This lesson provides an overview of the banking system and its role in the economy.
Individuals, companies, and other business entities deposit idle cash into
banks to earn interest income. In turn, banks use these deposits to lend to
the individuals or businesses seeking capital in the economy. Banks act as
financial intermediaries by enabling the flow of capital from savers to
borrowers.
The Indian banking system consists of 21 public sector banks (includes SBI
and IDBI bank), 25 private sector banks, 43 foreign banks, 56 regional rural
banks, 10 small finance banks, 4 payment banks, 1,589 urban cooperative
banks and 93,550 rural cooperative banks.
Importance of Prudent
Lending
What You Need to Know, continued.
Regardless of the type of bank — public sector, private sector, or cooperative — banks are
commercial entities answerable to their respective stakeholders. They need to safeguard
depositors’ and investors’ funds alike.
Recall that banks accept funds from individuals and entities — depositors — and lend the money
to borrowers. The key element in this process is to protect the depositors from risk by ensuring
the borrowed funds are repaid on time with interest. Loans not performing or paying interest as
agreed are generally termed “bad loans,” and they have an adverse effect on the bank’s
performance and the economy.
Note: Based on the low net interest income of most banks, a single bad loan can wipe away the
profits earned from over 100 good loans repaid on time. It is therefore critical that every banking
professional who is part of the lending cycle be fully aware of the need for making well informed
and prudent credit lending decisions to avoid bad loans.

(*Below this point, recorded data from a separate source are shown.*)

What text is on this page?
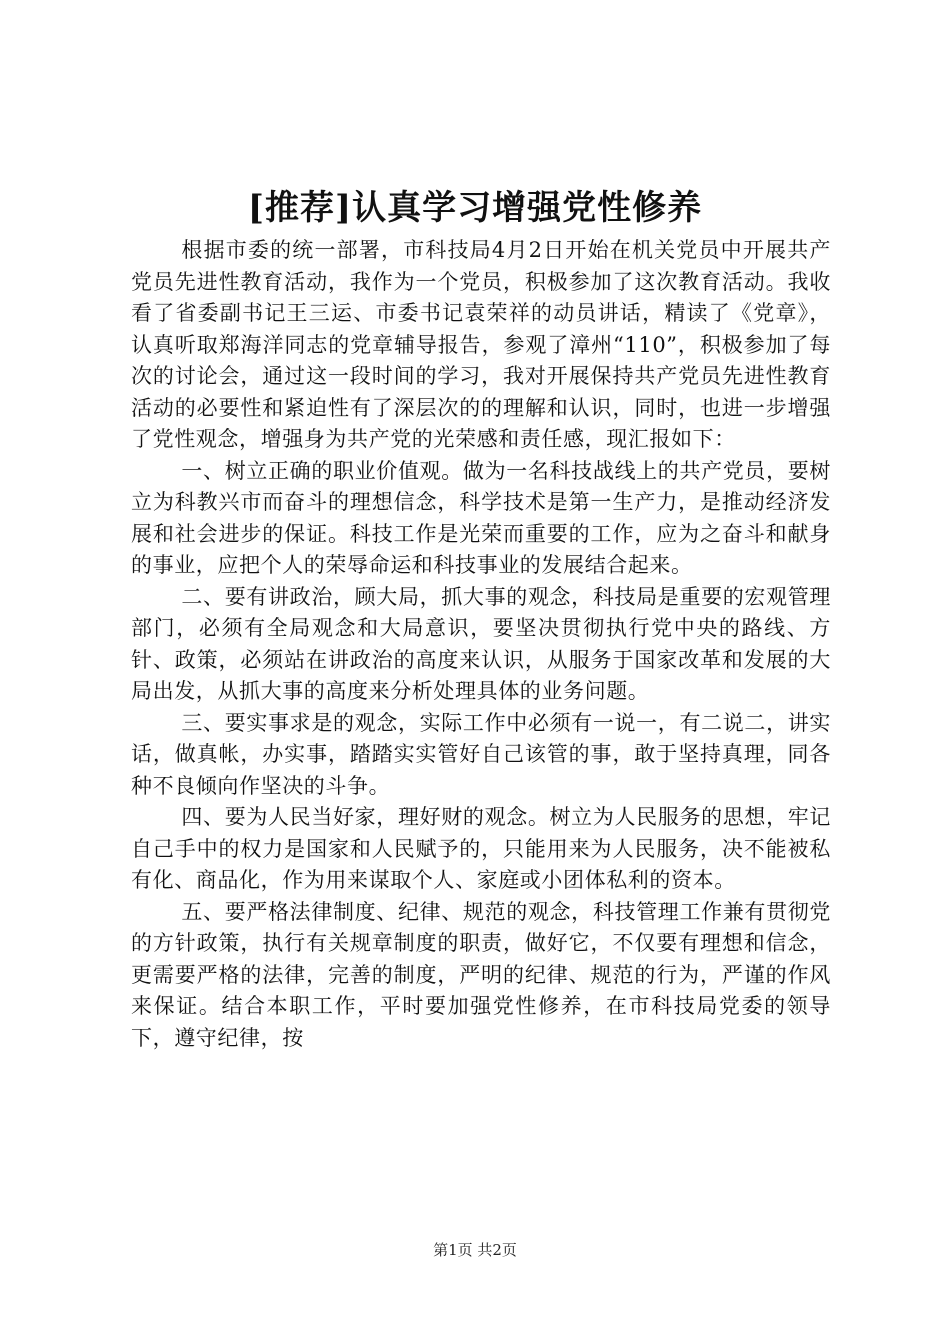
[推荐]认真学习增强党性修养

根据市委的统一部署，市科技局4月2日开始在机关党员中开展共产党员先进性教育活动，我作为一个党员，积极参加了这次教育活动。我收看了省委副书记王三运、市委书记袁荣祥的动员讲话，精读了《党章》，认真听取郑海洋同志的党章辅导报告，参观了漳州“110”，积极参加了每次的讨论会，通过这一段时间的学习，我对开展保持共产党员先进性教育活动的必要性和紧迫性有了深层次的的理解和认识，同时，也进一步增强了党性观念，增强身为共产党的光荣感和责任感，现汇报如下：

一、树立正确的职业价值观。做为一名科技战线上的共产党员，要树立为科教兴市而奋斗的理想信念，科学技术是第一生产力，是推动经济发展和社会进步的保证。科技工作是光荣而重要的工作，应为之奋斗和献身的事业，应把个人的荣辱命运和科技事业的发展结合起来。

二、要有讲政治，顾大局，抓大事的观念，科技局是重要的宏观管理部门，必须有全局观念和大局意识，要坚决贯彻执行党中央的路线、方针、政策，必须站在讲政治的高度来认识，从服务于国家改革和发展的大局出发，从抓大事的高度来分析处理具体的业务问题。

三、要实事求是的观念，实际工作中必须有一说一，有二说二，讲实话，做真帐，办实事，踏踏实实管好自己该管的事，敢于坚持真理，同各种不良倾向作坚决的斗争。

四、要为人民当好家，理好财的观念。树立为人民服务的思想，牢记自己手中的权力是国家和人民赋予的，只能用来为人民服务，决不能被私有化、商品化，作为用来谋取个人、家庭或小团体私利的资本。

五、要严格法律制度、纪律、规范的观念，科技管理工作兼有贯彻党的方针政策，执行有关规章制度的职责，做好它，不仅要有理想和信念，更需要严格的法律，完善的制度，严明的纪律、规范的行为，严谨的作风来保证。结合本职工作，平时要加强党性修养，在市科技局党委的领导下，遵守纪律，按

第1页 共2页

When thinking about the importance of prudent lending, keep in mind the following:
Some borrowers will at some point encounter difficulties repaying their loans. The extent of such
non-performing loans and outright loan losses is a major risk factor for banks. The rate of non-
performing loans and borrower default tends to move with economic cycles. In periods of
economic growth, non-performing loans and default rates tend to be lower, and vice versa.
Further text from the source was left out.